At any rate, the Airblade is a thing of beauty. Unlike normal dryers, which draw air from the bathroom floor, heat it, and blow it onto the user's hands, the Airblade runs air through a HEPA filter that removes 99.9% of bacteria. It then propels the air at 400mph through an aperture that is 9 inches wide and .3 millimeters thick, creating an intense air squeegee that literally pushes water off the user's hands. The airblade takes about half the time of a normal dryer, and only runs when the user's hands are brought into it.
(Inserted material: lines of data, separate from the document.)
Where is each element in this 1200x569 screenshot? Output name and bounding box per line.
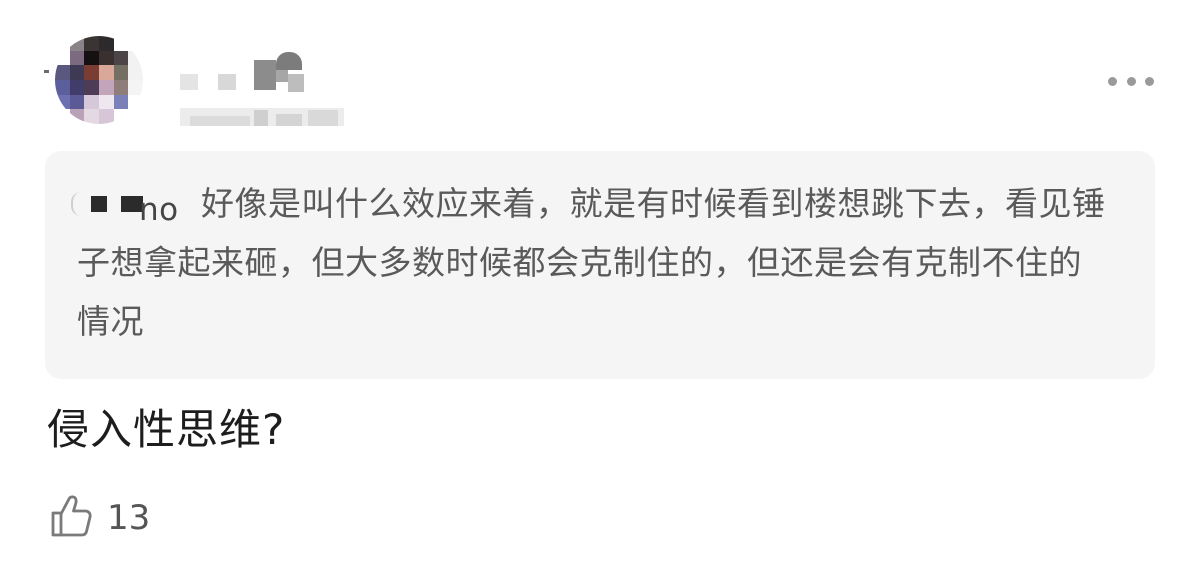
thumbs-up-icon	[49, 493, 93, 543]
comment-body: 侵入性思维?	[47, 405, 286, 454]
like-button[interactable]: 13	[49, 493, 150, 543]
like-count: 13	[107, 498, 151, 538]
more-horizontal-icon	[1108, 76, 1117, 86]
quoted-comment[interactable]: no 好像是叫什么效应来着，就是有时候看到楼想跳下去，看见锤子想拿起来砸，但大多数…	[45, 151, 1155, 379]
quoted-author-suffix: no	[139, 192, 179, 228]
post-meta-blurred	[180, 106, 344, 128]
username-blurred[interactable]	[180, 52, 310, 96]
avatar-marker	[44, 70, 49, 73]
avatar[interactable]	[55, 36, 143, 124]
quoted-comment-text: no 好像是叫什么效应来着，就是有时候看到楼想跳下去，看见锤子想拿起来砸，但大多数…	[71, 174, 1115, 351]
quoted-body: 好像是叫什么效应来着，就是有时候看到楼想跳下去，看见锤子想拿起来砸，但大多数时候…	[77, 184, 1106, 341]
more-options-button[interactable]	[1108, 70, 1154, 92]
quoted-author-blurred[interactable]: no	[71, 188, 201, 228]
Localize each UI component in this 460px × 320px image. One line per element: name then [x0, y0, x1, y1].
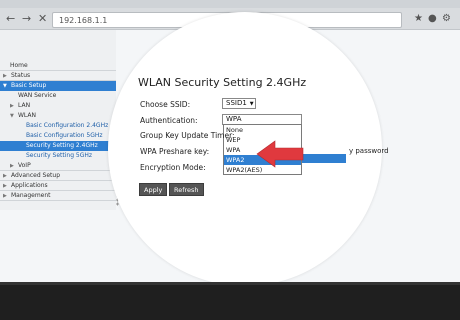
refresh-button[interactable]: Refresh: [169, 183, 204, 196]
authentication-label: Authentication:: [140, 116, 198, 125]
chevron-down-icon: ▼: [249, 101, 254, 107]
ssid-value: SSID1: [226, 99, 247, 107]
sidebar-item-home[interactable]: Home: [0, 61, 116, 71]
sidebar-item-voip[interactable]: ▶ VoIP: [0, 161, 116, 171]
sidebar-item-basic-setup[interactable]: ▼ Basic Setup: [0, 81, 116, 91]
expand-arrow-icon: ▶: [3, 183, 7, 189]
gear-icon[interactable]: ⚙: [442, 13, 451, 25]
sidebar: Home ▶ Status ▼ Basic Setup WAN Service ▶ L…: [0, 30, 116, 210]
authentication-value: WPA: [226, 115, 242, 123]
collapse-arrow-icon: ▼: [10, 113, 14, 119]
ssid-select[interactable]: SSID1 ▼: [222, 98, 256, 109]
sidebar-item-applications[interactable]: ▶ Applications: [0, 181, 116, 191]
expand-arrow-icon: ▶: [3, 73, 7, 79]
sidebar-item-status[interactable]: ▶ Status: [0, 71, 116, 81]
selection-highlight-bar: [302, 154, 346, 163]
wpa-preshare-key-label: WPA Preshare key:: [140, 147, 210, 156]
expand-arrow-icon: ▶: [3, 173, 7, 179]
collapse-arrow-icon: ▼: [3, 83, 7, 89]
expand-arrow-icon: ▶: [10, 103, 14, 109]
apply-button[interactable]: Apply: [139, 183, 168, 196]
laptop-bezel-edge: [0, 282, 460, 285]
star-icon[interactable]: ★: [414, 13, 423, 25]
sidebar-item-basic-config-24[interactable]: Basic Configuration 2.4GHz: [0, 121, 116, 131]
url-text: 192.168.1.1: [59, 16, 108, 25]
choose-ssid-label: Choose SSID:: [140, 100, 191, 109]
camera-icon[interactable]: ●: [428, 13, 437, 25]
back-icon[interactable]: ←: [6, 13, 15, 25]
close-icon[interactable]: ✕: [38, 13, 47, 25]
sidebar-item-advanced-setup[interactable]: ▶ Advanced Setup: [0, 171, 116, 181]
auth-option-none[interactable]: None: [224, 125, 301, 135]
sidebar-item-basic-config-5[interactable]: Basic Configuration 5GHz: [0, 131, 116, 141]
encryption-mode-label: Encryption Mode:: [140, 163, 206, 172]
sidebar-item-lan[interactable]: ▶ LAN: [0, 101, 116, 111]
sidebar-item-wlan[interactable]: ▼ WLAN: [0, 111, 116, 121]
pointer-arrow-icon: [256, 140, 304, 168]
sidebar-item-security-24[interactable]: Security Setting 2.4GHz: [0, 141, 116, 151]
expand-arrow-icon: ▶: [10, 163, 14, 169]
group-key-timer-label: Group Key Update Timer:: [140, 131, 235, 140]
display-password-label: y password: [349, 147, 389, 155]
sidebar-item-wan-service[interactable]: WAN Service: [0, 91, 116, 101]
forward-icon[interactable]: →: [22, 13, 31, 25]
page-title: WLAN Security Setting 2.4GHz: [138, 76, 307, 89]
tab-strip: [0, 0, 460, 8]
laptop-bezel: [0, 282, 460, 320]
sidebar-item-management[interactable]: ▶ Management: [0, 191, 116, 201]
sidebar-item-security-5[interactable]: Security Setting 5GHz: [0, 151, 116, 161]
expand-arrow-icon: ▶: [3, 193, 7, 199]
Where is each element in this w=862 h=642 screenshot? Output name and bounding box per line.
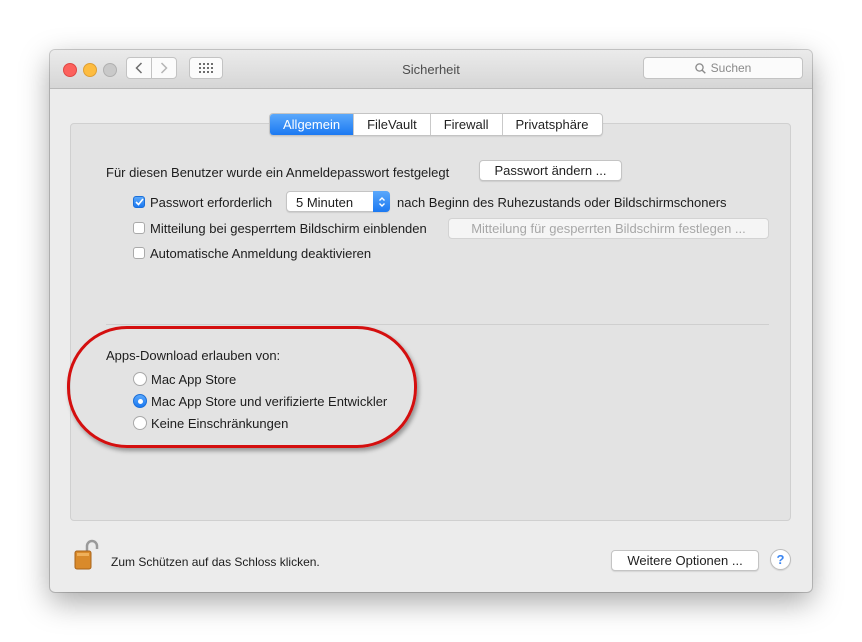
search-placeholder: Suchen <box>710 61 752 75</box>
set-lock-message-button[interactable]: Mitteilung für gesperrten Bildschirm fes… <box>448 218 769 239</box>
tab-allgemein[interactable]: Allgemein <box>270 114 354 135</box>
advanced-options-button[interactable]: Weitere Optionen ... <box>611 550 759 571</box>
disable-autologin-checkbox[interactable] <box>133 247 145 259</box>
search-icon <box>694 62 706 74</box>
title-bar: Sicherheit Suchen <box>50 50 812 89</box>
open-padlock-icon <box>74 539 99 570</box>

Beyond that, the Airblade incredibly cool. The powerful airflow made the loose skin on my hands flap like a Basset hound in a convertible, and the sleek design was a thing of beauty. As if that wasn't enough, the Airblade uses up to 80% less energy than traditional hand dryers and offers operating cost savings of 98% over paper towels. Of course, it is probably quite a bit more expensive at the beginning, but as the price of electricity continues to rise, I imagine that it will seem like a better and better deal.
Some naysayers have claimed that the Airblade is actually a copy of Mitsubishi's Jet Towel hand dryer. While I must admit that I like the Airblade's sleek design a bit more, I'm actually going to stay above the fray on this one. Whether the ultimate hand dryer comes from Dyson or Mitsubishi seems to be of questionable importance. The main thing is, both models are amazingly cool, far more energy efficient than old-fashioned dryers, and much more effective than anything out there!